As physicians, we have always sought ways to evaluate ourselves. We strive both to know that we are providing optimum care for our patients and to satisfy ourselves that we are being the best clinicians we can be. Traditionally, a wide variety of physician-derived outcome measures have been employed to answer these questions. Unfortunately, these instruments have often failed to capture the complex relationship between success, as we define it, and satisfaction, as defined by our patients.
Increasingly, patient satisfaction is assuming a more prominent position in the world of outcomes measurement. With the emergence of online rating sites such as Healthgrades, Angie’s List, and RateMDs, the public evaluation of our practice is, more than ever, a reflection of patient satisfaction. In addition, in the changing landscape of health care, patient satisfaction is becoming increasingly tied to reimbursement. Over the next year, for example, 30% of Medicare payments to hospitals will be based on a patient-satisfaction questionnaire, and patient satisfaction seems certain to play a role in pay-for-performance models.
As the practice environment changes around us, we cannot dismiss the possibility that we could lose control of how our outcomes are measured. Although physician-derived instruments have, to date, failed to fully capture the factors that patients identify as important, we remain in the best position to develop the next generation of more complete measurement tools. We must apply good science to our unique knowledge and experience and take a leadership role in shaping the future of outcomes measurement.
In “Age and Sex Differences Between Patient and Physician-Derived Outcome Measures in the Foot and Ankle,” Dr. Baumhauer and her colleagues demonstrate the type of important work that will begin to shape that future. Starting with an open-ended pilot question and building their survey instrument with use of the patients’ own words, they developed a survey built entirely on factors deemed important by their patients. They then administered their survey to nearly 800 patients over a three-month period to further stratify which of the factors their patients considered to be most important.
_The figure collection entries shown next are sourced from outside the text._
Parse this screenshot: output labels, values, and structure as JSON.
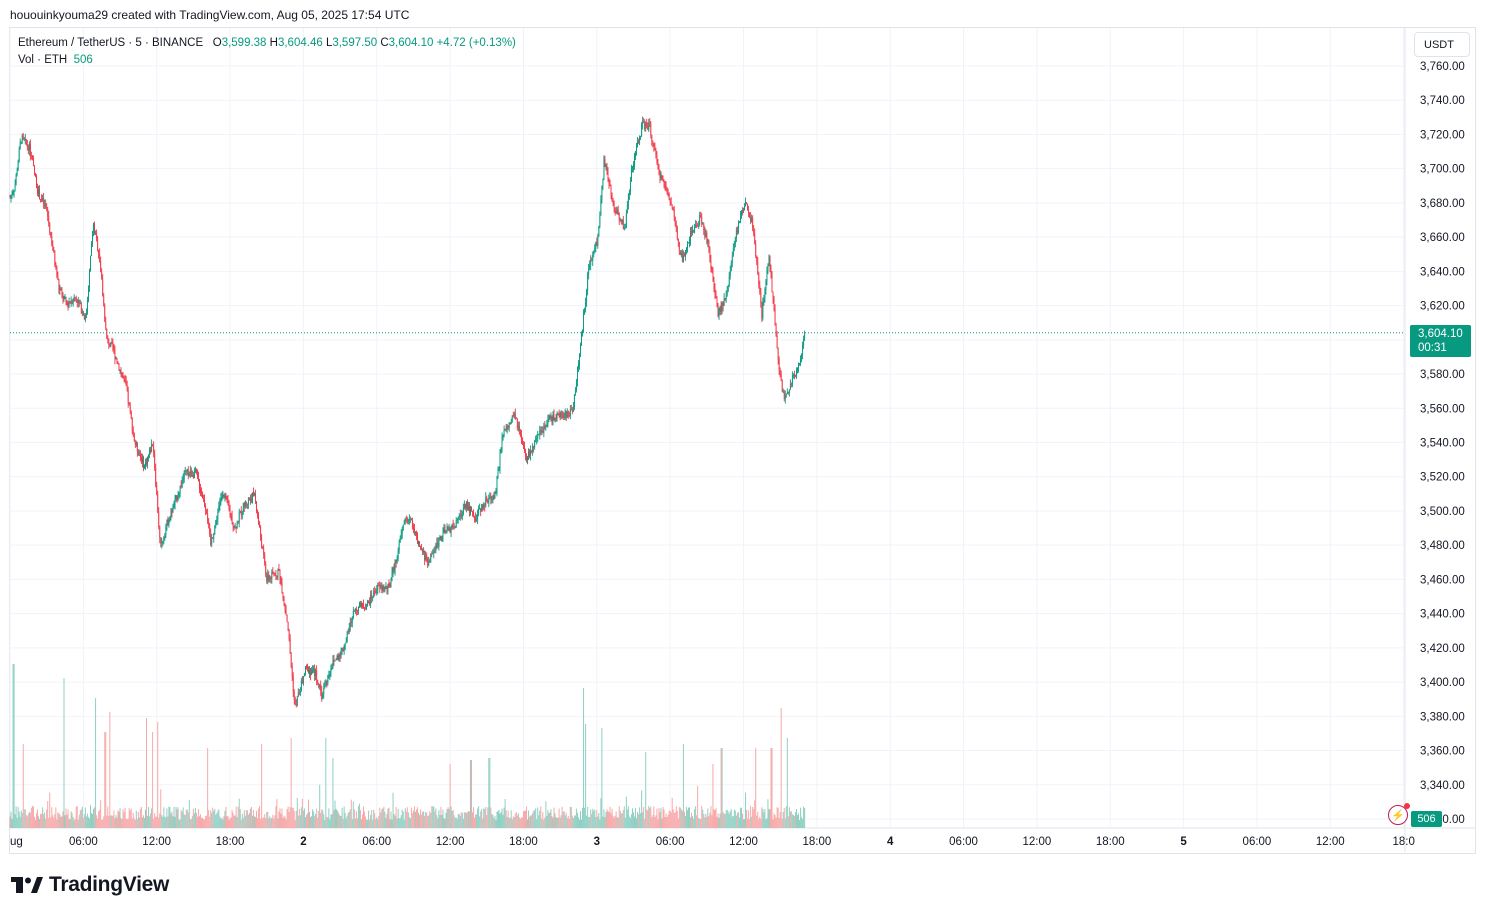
{
  "snapshot": {
    "header": "hououinkyouma29 created with TradingView.com, Aug 05, 2025 17:54 UTC"
  },
  "legend": {
    "symbol": "Ethereum / TetherUS · 5 · BINANCE",
    "open_label": "O",
    "open": "3,599.38",
    "high_label": "H",
    "high": "3,604.46",
    "low_label": "L",
    "low": "3,597.50",
    "close_label": "C",
    "close": "3,604.10",
    "change": "+4.72 (+0.13%)",
    "vol_label": "Vol · ETH",
    "vol_value": "506"
  },
  "price_scale": {
    "currency": "USDT"
  },
  "last_price": {
    "price": "3,604.10",
    "countdown": "00:31"
  },
  "volume_tag": "506",
  "brand": {
    "name": "TradingView"
  },
  "colors": {
    "up": "#089981",
    "down": "#f23645",
    "up_volume": "#8fd0c3",
    "down_volume": "#f7a9a9",
    "grid": "#f0f3fa",
    "text": "#131722"
  },
  "icons": {
    "alert": "lightning-bolt-icon",
    "logo": "tradingview-logo-icon"
  },
  "chart_data": {
    "type": "candlestick",
    "symbol": "Ethereum / TetherUS",
    "interval": "5",
    "exchange": "BINANCE",
    "y_axis": {
      "unit": "USDT",
      "ticks": [
        "3,760.00",
        "3,740.00",
        "3,720.00",
        "3,700.00",
        "3,680.00",
        "3,660.00",
        "3,640.00",
        "3,620.00",
        "3,600.00",
        "3,580.00",
        "3,560.00",
        "3,540.00",
        "3,520.00",
        "3,500.00",
        "3,480.00",
        "3,460.00",
        "3,440.00",
        "3,420.00",
        "3,400.00",
        "3,380.00",
        "3,360.00",
        "3,340.00",
        "3,320.00"
      ],
      "range": [
        3316,
        3764
      ]
    },
    "x_axis": {
      "ticks": [
        "ug",
        "06:00",
        "12:00",
        "18:00",
        "2",
        "06:00",
        "12:00",
        "18:00",
        "3",
        "06:00",
        "12:00",
        "18:00",
        "4",
        "06:00",
        "12:00",
        "18:00",
        "5",
        "06:00",
        "12:00",
        "18:0"
      ],
      "bold": [
        "2",
        "3",
        "4",
        "5"
      ]
    },
    "grid": true,
    "price_path": [
      [
        0,
        3683
      ],
      [
        0.4,
        3690
      ],
      [
        0.9,
        3718
      ],
      [
        1.6,
        3712
      ],
      [
        2.3,
        3686
      ],
      [
        3.0,
        3676
      ],
      [
        4.0,
        3630
      ],
      [
        4.6,
        3621
      ],
      [
        5.4,
        3625
      ],
      [
        6.2,
        3612
      ],
      [
        6.8,
        3668
      ],
      [
        7.3,
        3650
      ],
      [
        7.9,
        3600
      ],
      [
        8.4,
        3595
      ],
      [
        9.5,
        3572
      ],
      [
        10.2,
        3540
      ],
      [
        11.0,
        3526
      ],
      [
        11.7,
        3540
      ],
      [
        12.3,
        3478
      ],
      [
        12.8,
        3492
      ],
      [
        13.5,
        3505
      ],
      [
        14.3,
        3522
      ],
      [
        15.2,
        3522
      ],
      [
        16.1,
        3500
      ],
      [
        16.4,
        3480
      ],
      [
        17.4,
        3512
      ],
      [
        18.4,
        3490
      ],
      [
        19.1,
        3503
      ],
      [
        20.0,
        3510
      ],
      [
        21.0,
        3460
      ],
      [
        22.0,
        3465
      ],
      [
        22.7,
        3435
      ],
      [
        23.3,
        3385
      ],
      [
        24.2,
        3408
      ],
      [
        25.0,
        3405
      ],
      [
        25.5,
        3392
      ],
      [
        26.3,
        3410
      ],
      [
        27.3,
        3420
      ],
      [
        28.2,
        3443
      ],
      [
        29.2,
        3445
      ],
      [
        30.0,
        3455
      ],
      [
        31.0,
        3455
      ],
      [
        31.7,
        3475
      ],
      [
        32.3,
        3496
      ],
      [
        32.9,
        3493
      ],
      [
        33.4,
        3480
      ],
      [
        34.2,
        3470
      ],
      [
        35.3,
        3486
      ],
      [
        36.6,
        3493
      ],
      [
        37.3,
        3505
      ],
      [
        38.0,
        3495
      ],
      [
        38.8,
        3505
      ],
      [
        39.7,
        3510
      ],
      [
        40.3,
        3544
      ],
      [
        41.3,
        3556
      ],
      [
        42.2,
        3530
      ],
      [
        43.0,
        3540
      ],
      [
        44.0,
        3554
      ],
      [
        44.9,
        3555
      ],
      [
        46.0,
        3558
      ],
      [
        46.7,
        3598
      ],
      [
        47.3,
        3640
      ],
      [
        48.1,
        3660
      ],
      [
        48.6,
        3705
      ],
      [
        49.3,
        3680
      ],
      [
        50.3,
        3665
      ],
      [
        50.8,
        3698
      ],
      [
        51.7,
        3725
      ],
      [
        52.3,
        3725
      ],
      [
        53.0,
        3700
      ],
      [
        54.1,
        3680
      ],
      [
        55.0,
        3645
      ],
      [
        55.6,
        3660
      ],
      [
        56.5,
        3672
      ],
      [
        57.1,
        3655
      ],
      [
        57.9,
        3615
      ],
      [
        58.6,
        3625
      ],
      [
        59.3,
        3660
      ],
      [
        60.2,
        3682
      ],
      [
        60.8,
        3665
      ],
      [
        61.5,
        3615
      ],
      [
        62.1,
        3650
      ],
      [
        62.8,
        3590
      ],
      [
        63.3,
        3565
      ],
      [
        63.9,
        3575
      ],
      [
        64.7,
        3590
      ],
      [
        65.0,
        3604.1
      ]
    ],
    "last_price": 3604.1,
    "volume": {
      "last": 506,
      "spikes": [
        [
          0.3,
          0.82
        ],
        [
          1.1,
          0.42
        ],
        [
          4.4,
          0.75
        ],
        [
          7.0,
          0.65
        ],
        [
          7.8,
          0.48
        ],
        [
          8.2,
          0.58
        ],
        [
          11.2,
          0.55
        ],
        [
          11.7,
          0.48
        ],
        [
          12.1,
          0.53
        ],
        [
          16.2,
          0.4
        ],
        [
          20.6,
          0.42
        ],
        [
          23.0,
          0.45
        ],
        [
          25.8,
          0.45
        ],
        [
          26.4,
          0.35
        ],
        [
          36.0,
          0.32
        ],
        [
          37.7,
          0.34
        ],
        [
          39.2,
          0.35
        ],
        [
          46.9,
          0.7
        ],
        [
          47.1,
          0.52
        ],
        [
          48.4,
          0.5
        ],
        [
          52.0,
          0.38
        ],
        [
          55.1,
          0.42
        ],
        [
          57.5,
          0.32
        ],
        [
          58.2,
          0.4
        ],
        [
          61.0,
          0.4
        ],
        [
          62.3,
          0.4
        ],
        [
          63.1,
          0.6
        ],
        [
          63.6,
          0.45
        ]
      ]
    }
  }
}
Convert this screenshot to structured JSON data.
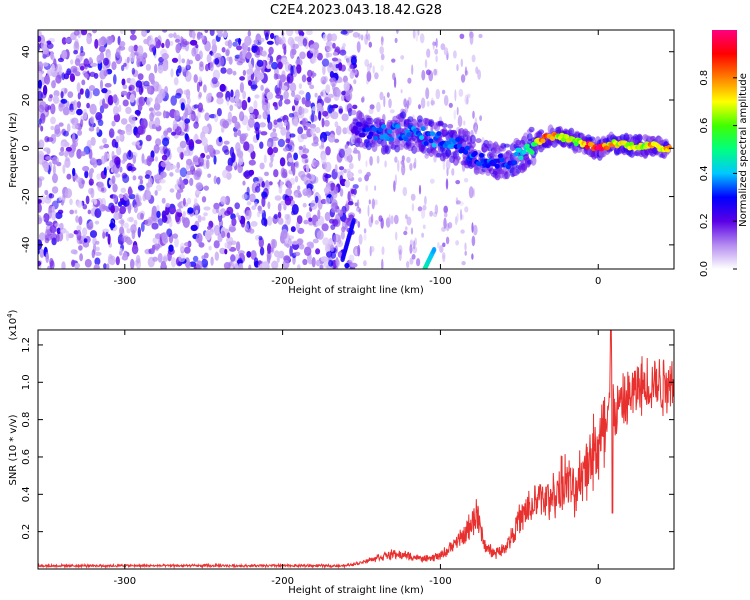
{
  "title": "C2E4.2023.043.18.42.G28",
  "chart_data": [
    {
      "type": "heatmap",
      "xlabel": "Height of straight line (km)",
      "ylabel": "Frequency (Hz)",
      "xlim": [
        -355,
        48
      ],
      "ylim": [
        -50,
        49
      ],
      "xticks": [
        -300,
        -200,
        -100,
        0
      ],
      "yticks": [
        40,
        20,
        0,
        -20,
        -40
      ],
      "grid": false,
      "colorbar": {
        "label": "Normalized spectral amplitude",
        "range": [
          0.0,
          1.0
        ],
        "ticks": [
          0.0,
          0.2,
          0.4,
          0.6,
          0.8
        ],
        "colors": [
          "#ffffff",
          "#b48cf0",
          "#5a00e6",
          "#0000ff",
          "#00c8ff",
          "#00ff80",
          "#40ff00",
          "#ffff00",
          "#ff8000",
          "#ff0000",
          "#ff0080"
        ]
      },
      "noise_region": {
        "x": [
          -355,
          -153
        ],
        "amplitude": [
          0.1,
          0.3
        ]
      },
      "streak": {
        "x": [
          -162,
          -155
        ],
        "y": [
          -46,
          -30
        ]
      },
      "streak2": {
        "x": [
          -110,
          -104
        ],
        "y": [
          -50,
          -42
        ]
      },
      "ridge": {
        "x": [
          -155,
          -145,
          -135,
          -125,
          -115,
          -105,
          -95,
          -85,
          -75,
          -65,
          -55,
          -50,
          -45,
          -40,
          -35,
          -30,
          -25,
          -20,
          -15,
          -10,
          -5,
          0,
          5,
          10,
          15,
          20,
          25,
          30,
          35,
          40,
          45
        ],
        "y": [
          8,
          7,
          6,
          7,
          6,
          4,
          3,
          0,
          -4,
          -6,
          -5,
          -3,
          0,
          2,
          4,
          5,
          5,
          4,
          3,
          2,
          1,
          0,
          1,
          2,
          2,
          1,
          1,
          1,
          1,
          0,
          0
        ],
        "amplitude": [
          0.2,
          0.3,
          0.35,
          0.35,
          0.35,
          0.35,
          0.35,
          0.3,
          0.35,
          0.3,
          0.3,
          0.4,
          0.5,
          0.6,
          0.8,
          0.85,
          0.7,
          0.7,
          0.6,
          0.7,
          0.9,
          0.9,
          0.8,
          0.7,
          0.65,
          0.7,
          0.7,
          0.65,
          0.8,
          0.7,
          0.8
        ]
      }
    },
    {
      "type": "line",
      "xlabel": "Height of straight line (km)",
      "ylabel": "SNR (10 * v/v)",
      "yscale_label": "(x10",
      "yscale_exp": "4",
      "yscale_close": ")",
      "xlim": [
        -355,
        48
      ],
      "ylim": [
        0.0,
        1.28
      ],
      "xticks": [
        -300,
        -200,
        -100,
        0
      ],
      "yticks": [
        0.2,
        0.4,
        0.6,
        0.8,
        1.0,
        1.2
      ],
      "grid": false,
      "series": [
        {
          "color": "#e8302e",
          "x": [
            -355,
            -300,
            -250,
            -200,
            -160,
            -150,
            -140,
            -130,
            -120,
            -110,
            -100,
            -95,
            -90,
            -85,
            -80,
            -77,
            -75,
            -72,
            -70,
            -65,
            -60,
            -55,
            -50,
            -45,
            -40,
            -35,
            -30,
            -25,
            -20,
            -15,
            -10,
            -5,
            0,
            5,
            8,
            10,
            15,
            20,
            25,
            30,
            35,
            40,
            45,
            48
          ],
          "y": [
            0.02,
            0.02,
            0.02,
            0.02,
            0.02,
            0.04,
            0.07,
            0.09,
            0.08,
            0.06,
            0.08,
            0.12,
            0.16,
            0.2,
            0.28,
            0.36,
            0.25,
            0.15,
            0.12,
            0.1,
            0.12,
            0.2,
            0.3,
            0.35,
            0.4,
            0.45,
            0.42,
            0.5,
            0.55,
            0.45,
            0.6,
            0.7,
            0.75,
            0.85,
            1.28,
            0.95,
            1.0,
            1.05,
            1.1,
            1.12,
            1.15,
            1.12,
            1.16,
            1.15
          ]
        }
      ]
    }
  ]
}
They further evaluated their data by stratifying by age and sex and, finally, by comparing their rank list with two commonly used physician-derived outcome scales.
I applaud Dr. Baumhauer and her colleagues for what is an important and timely contribution to the orthopaedic literature. As they would undoubtedly agree, there is further work ahead to produce a validated, widely applicable outcomes instrument. As noted in the paper, this survey was developed by, and applies most directly to, their patient population. Regional and demographic differences in the factors that patients identify as important could be substantial and, in order to best capture patient satisfaction, sex or region-specific instruments may be necessary. In addition, some work could, and should, be done to determine whether factors that foot and ankle surgeons traditionally have considered to be important may, in fact, capture factors identified by patients. As an example, this group of patients identified several factors (weakness, the need for a brace, the need for walking aids, and fear of falling) that could, at least in part, be proxies for stability, a factor that is included in physician-derived instruments. I expect that the best measurement tool, like the best surgical outcomes, will grow out of a joint effort between our patients and us.
It seems certain that the demand placed on us to provide patient-satisfaction data will only increase. The face of that data and, more specifically, the collection of factors that will define patient satisfaction remain to be determined. I, and all of us in this field, will benefit greatly from the continued work of authors like Dr. Baumhauer and her colleagues, who are working to keep us at the forefront of that discussion.